Does this work with all built-in numeric types? Yes.
Does it work with T=BigInt or Complex!float? No.

Now, those are a limited set of possibilities, and one could easily enough create a template such that

   foo!BigInt(zero!BigInt);

would work. But why can't I instead, for every numeric type, simply write

   foo(BigInt.zero);
   foo(float.one);
   foo(Complex!float.zero);
   foo(Rational!BigInt.one);
   foo(Meters.zero);

?

This would also work for strong typedefs and units of measurement, where simply assigning 0 to a variable might not work (because it lacks the correct unit).

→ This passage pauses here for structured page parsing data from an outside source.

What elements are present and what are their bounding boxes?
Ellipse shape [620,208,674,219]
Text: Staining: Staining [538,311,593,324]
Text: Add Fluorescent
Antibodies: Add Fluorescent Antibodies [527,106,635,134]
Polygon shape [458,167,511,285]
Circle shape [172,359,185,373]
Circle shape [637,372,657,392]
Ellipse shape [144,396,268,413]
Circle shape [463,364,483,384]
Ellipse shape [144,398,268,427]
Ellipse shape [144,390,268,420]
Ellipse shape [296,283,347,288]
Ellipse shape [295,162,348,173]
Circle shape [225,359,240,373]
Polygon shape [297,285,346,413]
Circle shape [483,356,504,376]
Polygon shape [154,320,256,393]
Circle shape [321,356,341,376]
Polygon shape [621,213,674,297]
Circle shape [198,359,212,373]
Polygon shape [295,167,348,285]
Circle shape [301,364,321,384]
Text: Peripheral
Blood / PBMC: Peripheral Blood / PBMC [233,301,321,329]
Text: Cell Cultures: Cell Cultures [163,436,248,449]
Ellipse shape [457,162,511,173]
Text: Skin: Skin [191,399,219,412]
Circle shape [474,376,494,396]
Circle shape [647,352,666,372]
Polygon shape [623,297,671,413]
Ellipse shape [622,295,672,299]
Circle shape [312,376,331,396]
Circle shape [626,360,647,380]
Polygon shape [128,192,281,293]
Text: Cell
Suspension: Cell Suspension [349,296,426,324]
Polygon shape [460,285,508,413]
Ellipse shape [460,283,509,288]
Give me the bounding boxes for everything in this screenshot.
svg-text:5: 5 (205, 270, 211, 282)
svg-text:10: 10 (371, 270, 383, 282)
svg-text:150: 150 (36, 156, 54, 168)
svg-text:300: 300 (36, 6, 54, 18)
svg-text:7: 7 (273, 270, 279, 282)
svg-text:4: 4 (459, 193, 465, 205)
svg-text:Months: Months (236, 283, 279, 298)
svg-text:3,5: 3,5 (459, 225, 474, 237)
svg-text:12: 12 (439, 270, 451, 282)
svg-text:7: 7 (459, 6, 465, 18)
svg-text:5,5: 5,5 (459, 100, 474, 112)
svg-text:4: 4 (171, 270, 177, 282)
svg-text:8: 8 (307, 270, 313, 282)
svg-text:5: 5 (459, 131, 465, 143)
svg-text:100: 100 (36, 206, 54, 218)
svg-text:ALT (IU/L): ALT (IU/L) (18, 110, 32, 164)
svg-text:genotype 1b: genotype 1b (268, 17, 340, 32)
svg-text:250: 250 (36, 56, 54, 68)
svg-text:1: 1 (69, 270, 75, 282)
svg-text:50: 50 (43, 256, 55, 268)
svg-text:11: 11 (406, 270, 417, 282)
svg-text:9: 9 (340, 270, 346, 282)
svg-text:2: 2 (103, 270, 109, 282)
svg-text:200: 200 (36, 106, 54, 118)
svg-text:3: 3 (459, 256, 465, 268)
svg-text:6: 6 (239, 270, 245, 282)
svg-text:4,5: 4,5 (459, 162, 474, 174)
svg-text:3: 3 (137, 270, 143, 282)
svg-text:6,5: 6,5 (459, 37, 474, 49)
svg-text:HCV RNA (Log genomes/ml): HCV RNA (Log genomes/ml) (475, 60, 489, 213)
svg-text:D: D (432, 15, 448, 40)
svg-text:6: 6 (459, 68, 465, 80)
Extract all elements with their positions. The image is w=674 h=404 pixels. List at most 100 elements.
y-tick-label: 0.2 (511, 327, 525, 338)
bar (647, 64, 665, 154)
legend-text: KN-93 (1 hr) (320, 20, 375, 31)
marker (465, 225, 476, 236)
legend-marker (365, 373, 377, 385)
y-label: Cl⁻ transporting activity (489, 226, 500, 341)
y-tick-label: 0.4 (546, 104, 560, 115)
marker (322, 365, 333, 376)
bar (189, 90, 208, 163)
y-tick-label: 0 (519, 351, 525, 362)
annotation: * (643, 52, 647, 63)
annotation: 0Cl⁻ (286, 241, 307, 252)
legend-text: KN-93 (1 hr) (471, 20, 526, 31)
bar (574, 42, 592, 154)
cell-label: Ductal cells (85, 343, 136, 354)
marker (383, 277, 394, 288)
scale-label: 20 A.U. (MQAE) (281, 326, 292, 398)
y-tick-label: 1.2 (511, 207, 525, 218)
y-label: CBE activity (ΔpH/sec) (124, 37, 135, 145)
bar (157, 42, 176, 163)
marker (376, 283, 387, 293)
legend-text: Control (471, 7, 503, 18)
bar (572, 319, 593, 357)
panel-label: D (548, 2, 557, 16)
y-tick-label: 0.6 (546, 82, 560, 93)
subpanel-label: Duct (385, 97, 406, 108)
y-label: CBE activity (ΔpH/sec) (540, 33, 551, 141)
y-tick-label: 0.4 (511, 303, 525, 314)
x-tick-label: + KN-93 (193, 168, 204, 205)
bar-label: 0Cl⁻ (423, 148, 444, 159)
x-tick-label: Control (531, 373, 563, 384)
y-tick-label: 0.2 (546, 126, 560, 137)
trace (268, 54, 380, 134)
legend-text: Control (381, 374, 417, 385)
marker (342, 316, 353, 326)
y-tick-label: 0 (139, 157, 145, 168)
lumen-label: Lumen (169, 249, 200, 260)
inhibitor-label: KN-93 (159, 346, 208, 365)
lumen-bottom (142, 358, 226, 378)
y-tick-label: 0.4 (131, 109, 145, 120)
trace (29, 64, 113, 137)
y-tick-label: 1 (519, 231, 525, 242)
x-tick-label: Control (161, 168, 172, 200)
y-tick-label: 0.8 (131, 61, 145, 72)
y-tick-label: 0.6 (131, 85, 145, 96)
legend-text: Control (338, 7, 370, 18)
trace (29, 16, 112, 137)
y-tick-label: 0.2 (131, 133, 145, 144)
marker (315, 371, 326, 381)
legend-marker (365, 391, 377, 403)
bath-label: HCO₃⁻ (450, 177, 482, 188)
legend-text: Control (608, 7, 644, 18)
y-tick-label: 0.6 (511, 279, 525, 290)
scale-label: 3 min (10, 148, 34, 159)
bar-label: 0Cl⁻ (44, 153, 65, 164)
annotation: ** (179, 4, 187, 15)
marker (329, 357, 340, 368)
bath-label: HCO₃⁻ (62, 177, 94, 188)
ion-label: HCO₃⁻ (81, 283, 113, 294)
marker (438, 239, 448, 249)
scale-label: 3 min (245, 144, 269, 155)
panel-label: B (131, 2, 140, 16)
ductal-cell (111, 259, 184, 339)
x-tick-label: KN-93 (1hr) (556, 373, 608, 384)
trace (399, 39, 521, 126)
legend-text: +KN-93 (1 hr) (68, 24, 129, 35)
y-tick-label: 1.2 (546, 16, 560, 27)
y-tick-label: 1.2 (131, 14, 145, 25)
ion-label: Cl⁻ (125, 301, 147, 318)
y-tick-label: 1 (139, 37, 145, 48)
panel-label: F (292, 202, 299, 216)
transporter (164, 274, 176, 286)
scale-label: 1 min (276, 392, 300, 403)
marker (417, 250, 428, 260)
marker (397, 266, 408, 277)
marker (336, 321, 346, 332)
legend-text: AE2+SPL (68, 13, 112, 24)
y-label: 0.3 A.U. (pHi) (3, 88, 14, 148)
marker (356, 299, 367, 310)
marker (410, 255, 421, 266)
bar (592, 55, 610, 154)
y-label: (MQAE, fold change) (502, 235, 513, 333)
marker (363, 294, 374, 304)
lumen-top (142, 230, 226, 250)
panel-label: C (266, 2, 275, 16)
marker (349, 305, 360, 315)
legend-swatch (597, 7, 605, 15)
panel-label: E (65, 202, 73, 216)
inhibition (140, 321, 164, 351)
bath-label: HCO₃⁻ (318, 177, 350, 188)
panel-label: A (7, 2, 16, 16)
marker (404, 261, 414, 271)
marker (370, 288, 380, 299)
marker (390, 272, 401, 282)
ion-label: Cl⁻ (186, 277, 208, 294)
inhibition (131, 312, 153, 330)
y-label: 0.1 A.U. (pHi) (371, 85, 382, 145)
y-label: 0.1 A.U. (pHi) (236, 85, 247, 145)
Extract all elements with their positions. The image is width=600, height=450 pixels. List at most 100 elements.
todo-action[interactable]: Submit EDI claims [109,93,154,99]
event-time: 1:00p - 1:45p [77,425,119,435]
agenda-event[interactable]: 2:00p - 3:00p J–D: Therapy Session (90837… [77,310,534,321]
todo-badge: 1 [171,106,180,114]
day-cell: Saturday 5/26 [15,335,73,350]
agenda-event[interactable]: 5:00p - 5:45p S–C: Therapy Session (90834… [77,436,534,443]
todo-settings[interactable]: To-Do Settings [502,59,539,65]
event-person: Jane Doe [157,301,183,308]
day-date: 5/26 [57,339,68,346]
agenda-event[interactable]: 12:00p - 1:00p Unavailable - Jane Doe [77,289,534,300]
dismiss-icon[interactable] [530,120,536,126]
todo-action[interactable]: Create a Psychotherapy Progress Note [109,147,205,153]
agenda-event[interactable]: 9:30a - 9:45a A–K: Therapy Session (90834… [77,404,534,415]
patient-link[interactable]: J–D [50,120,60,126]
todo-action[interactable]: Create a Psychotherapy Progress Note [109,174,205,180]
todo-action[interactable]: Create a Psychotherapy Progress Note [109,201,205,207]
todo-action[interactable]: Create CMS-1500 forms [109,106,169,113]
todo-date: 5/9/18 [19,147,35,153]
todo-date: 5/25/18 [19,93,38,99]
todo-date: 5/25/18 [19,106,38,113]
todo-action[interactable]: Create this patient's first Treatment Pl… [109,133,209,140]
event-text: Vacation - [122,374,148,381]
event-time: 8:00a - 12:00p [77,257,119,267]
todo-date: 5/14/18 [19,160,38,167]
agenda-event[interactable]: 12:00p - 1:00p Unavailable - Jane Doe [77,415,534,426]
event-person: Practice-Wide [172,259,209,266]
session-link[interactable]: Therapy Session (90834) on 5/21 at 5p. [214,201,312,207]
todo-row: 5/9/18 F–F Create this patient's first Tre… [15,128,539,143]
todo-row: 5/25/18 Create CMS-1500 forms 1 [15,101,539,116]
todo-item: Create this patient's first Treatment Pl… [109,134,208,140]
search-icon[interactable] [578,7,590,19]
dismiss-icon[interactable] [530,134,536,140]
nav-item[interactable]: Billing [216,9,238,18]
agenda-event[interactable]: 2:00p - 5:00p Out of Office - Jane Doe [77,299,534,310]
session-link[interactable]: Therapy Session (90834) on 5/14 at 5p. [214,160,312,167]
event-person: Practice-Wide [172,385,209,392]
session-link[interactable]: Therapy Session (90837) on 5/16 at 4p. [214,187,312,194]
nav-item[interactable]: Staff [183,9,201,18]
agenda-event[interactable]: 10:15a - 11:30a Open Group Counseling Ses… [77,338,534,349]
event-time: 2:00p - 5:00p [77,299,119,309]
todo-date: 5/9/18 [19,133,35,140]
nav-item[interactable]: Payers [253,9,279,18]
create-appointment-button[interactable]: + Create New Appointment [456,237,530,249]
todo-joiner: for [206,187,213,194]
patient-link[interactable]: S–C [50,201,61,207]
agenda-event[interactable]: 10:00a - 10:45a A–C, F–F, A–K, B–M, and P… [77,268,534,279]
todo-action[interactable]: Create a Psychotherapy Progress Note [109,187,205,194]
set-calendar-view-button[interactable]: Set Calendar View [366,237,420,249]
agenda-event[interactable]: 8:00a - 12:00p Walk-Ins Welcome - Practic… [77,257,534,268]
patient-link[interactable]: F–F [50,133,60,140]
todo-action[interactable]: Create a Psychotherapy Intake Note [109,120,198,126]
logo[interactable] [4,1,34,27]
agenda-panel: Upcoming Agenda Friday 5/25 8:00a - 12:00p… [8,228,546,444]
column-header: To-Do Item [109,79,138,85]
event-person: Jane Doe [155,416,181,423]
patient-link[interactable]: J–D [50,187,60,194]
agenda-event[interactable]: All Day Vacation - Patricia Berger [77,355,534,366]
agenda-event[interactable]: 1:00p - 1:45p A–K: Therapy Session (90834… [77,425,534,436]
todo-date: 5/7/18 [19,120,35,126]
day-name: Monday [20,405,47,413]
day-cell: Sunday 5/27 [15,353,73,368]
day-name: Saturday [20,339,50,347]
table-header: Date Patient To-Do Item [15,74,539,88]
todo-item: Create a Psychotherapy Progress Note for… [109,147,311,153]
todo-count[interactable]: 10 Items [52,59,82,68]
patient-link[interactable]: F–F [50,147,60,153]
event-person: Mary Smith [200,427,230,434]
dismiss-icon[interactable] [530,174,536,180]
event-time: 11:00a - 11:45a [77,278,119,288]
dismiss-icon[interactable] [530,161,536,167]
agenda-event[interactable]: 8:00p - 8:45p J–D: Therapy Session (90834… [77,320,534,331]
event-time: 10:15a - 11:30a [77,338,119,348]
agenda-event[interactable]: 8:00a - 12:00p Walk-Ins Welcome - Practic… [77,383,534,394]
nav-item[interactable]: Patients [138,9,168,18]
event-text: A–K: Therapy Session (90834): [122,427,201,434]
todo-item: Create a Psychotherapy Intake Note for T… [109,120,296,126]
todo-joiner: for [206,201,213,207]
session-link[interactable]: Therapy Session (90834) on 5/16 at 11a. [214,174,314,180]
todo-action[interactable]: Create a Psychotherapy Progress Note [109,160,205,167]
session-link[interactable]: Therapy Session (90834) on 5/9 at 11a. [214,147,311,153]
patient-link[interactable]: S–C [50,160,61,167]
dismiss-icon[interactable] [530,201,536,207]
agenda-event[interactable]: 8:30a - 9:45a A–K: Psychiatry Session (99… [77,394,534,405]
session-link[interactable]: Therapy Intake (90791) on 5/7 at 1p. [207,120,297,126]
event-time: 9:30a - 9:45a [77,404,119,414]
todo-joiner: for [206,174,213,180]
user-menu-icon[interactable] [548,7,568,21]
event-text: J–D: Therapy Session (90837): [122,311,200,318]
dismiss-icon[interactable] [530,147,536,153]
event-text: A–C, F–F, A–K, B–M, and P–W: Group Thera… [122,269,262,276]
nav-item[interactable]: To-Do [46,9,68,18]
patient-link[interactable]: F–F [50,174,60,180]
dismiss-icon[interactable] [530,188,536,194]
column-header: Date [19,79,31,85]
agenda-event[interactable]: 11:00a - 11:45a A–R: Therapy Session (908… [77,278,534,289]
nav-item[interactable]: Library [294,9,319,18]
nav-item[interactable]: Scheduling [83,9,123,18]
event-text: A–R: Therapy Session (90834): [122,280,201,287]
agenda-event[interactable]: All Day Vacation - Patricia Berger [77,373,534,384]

It's a very simple change, both in the compiler and Phobos, and I could have a pull request ready tomorrow.

--
  Simen

This can be implemented via a library without requiring any changes to the language. It would look like Zero!T or One!T instead. You create a value template for it.

When you are writing less generic code, you can commit to zero or one in certain types via the prefixes. 1L, 1, 1.0, 1.0f. There's nothing for short or byte, but you can do short(1), byte(1). You can also write T(1) or T(0) to get a numeric type T with the value 0 or 1. That might be better than a template, I haven't tried it.